The Benny Hill Show features Benny Hill in various short comedy sketches. The show also features occasional extravagant musical performances by top artists of the time. Hill appears in many different costumes and portrays a vast array of characters. Slapstick, burlesque and double entendres are his hallmark. A group of critics accused the show of sexism, but Hill said that female characters kept their dignity while the men chasing them were portrayed as buffoons.
The show often uses undercranking and sight gags to create what he called "live animation" and he employes techniques like mime and parody. The show typically closes with a speeded-up chase scene involving himself and often a crew of scantily-clad women, a takeoff on the stereotypical Keystone Kops chase scenes.

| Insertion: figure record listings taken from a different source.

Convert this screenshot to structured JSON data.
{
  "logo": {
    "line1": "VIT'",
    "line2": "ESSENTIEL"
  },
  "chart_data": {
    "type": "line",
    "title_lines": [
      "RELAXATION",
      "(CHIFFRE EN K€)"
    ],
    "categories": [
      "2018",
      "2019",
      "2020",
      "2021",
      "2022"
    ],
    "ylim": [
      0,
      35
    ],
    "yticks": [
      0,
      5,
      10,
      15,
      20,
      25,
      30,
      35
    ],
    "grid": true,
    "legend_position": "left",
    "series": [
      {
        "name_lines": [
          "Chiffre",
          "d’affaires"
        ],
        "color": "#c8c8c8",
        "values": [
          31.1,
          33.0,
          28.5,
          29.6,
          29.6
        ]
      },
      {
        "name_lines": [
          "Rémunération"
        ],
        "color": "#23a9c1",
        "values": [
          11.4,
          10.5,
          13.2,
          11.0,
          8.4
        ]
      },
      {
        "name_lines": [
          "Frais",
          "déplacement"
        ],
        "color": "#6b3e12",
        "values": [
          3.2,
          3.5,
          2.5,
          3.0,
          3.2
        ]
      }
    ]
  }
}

Hill also composed and sang patter songs and often entertained his audience with lengthy high-speed double-entendre rhymes and songs, which he recited or sang in a single take.
Hill also used the television camera to create comedic illusions. For example, in a murder mystery farce entitled "Murder on the Oregon Express" from 1976 (a parody of Murder on the Orient Express), Hill used editing, camera angles, and impersonations to depict a Quinn Martin–like TV "mystery" featuring Hill in the roles of 1970s American television detectives Ironside, McCloud, Kojak, Cannon and Hercule Poirot.
During his television career, Hill performed impersonations or parodies of American celebrities, such as W. C. Fields, Orson Welles (renamed "Orson Buggy") and Raymond Burr and fictional characters, ranging from The Six Million Dollar Man, Starsky and Hutch, Kenny Rogers, Marlon Brando, The A-Team and Cagney & Lacey. He also impersonated international celebrities including Nana Mouskouri. His own country's celebrities did not escape his comedic eye either: Hill also delivered impersonations of British stars such as Shirley Bassey, Michael Caine (in his Alfie role), newscasters Reginald Bosanquet, Alan Whicker and Cliff Michelmore, pop-music show hosts Jimmy Savile and Tony Blackburn, musician Roger Whittaker, his former 1960s record producer Tony Hatch, political figures Lord Boothby and Denis Healey, and Irish comedian Dave Allen. On a few occasions, he even impersonated his former straight man, Nicholas Parsons. A spoof of Who's Afraid of Virginia Woolf? saw him playing both Richard Burton and Elizabeth Taylor.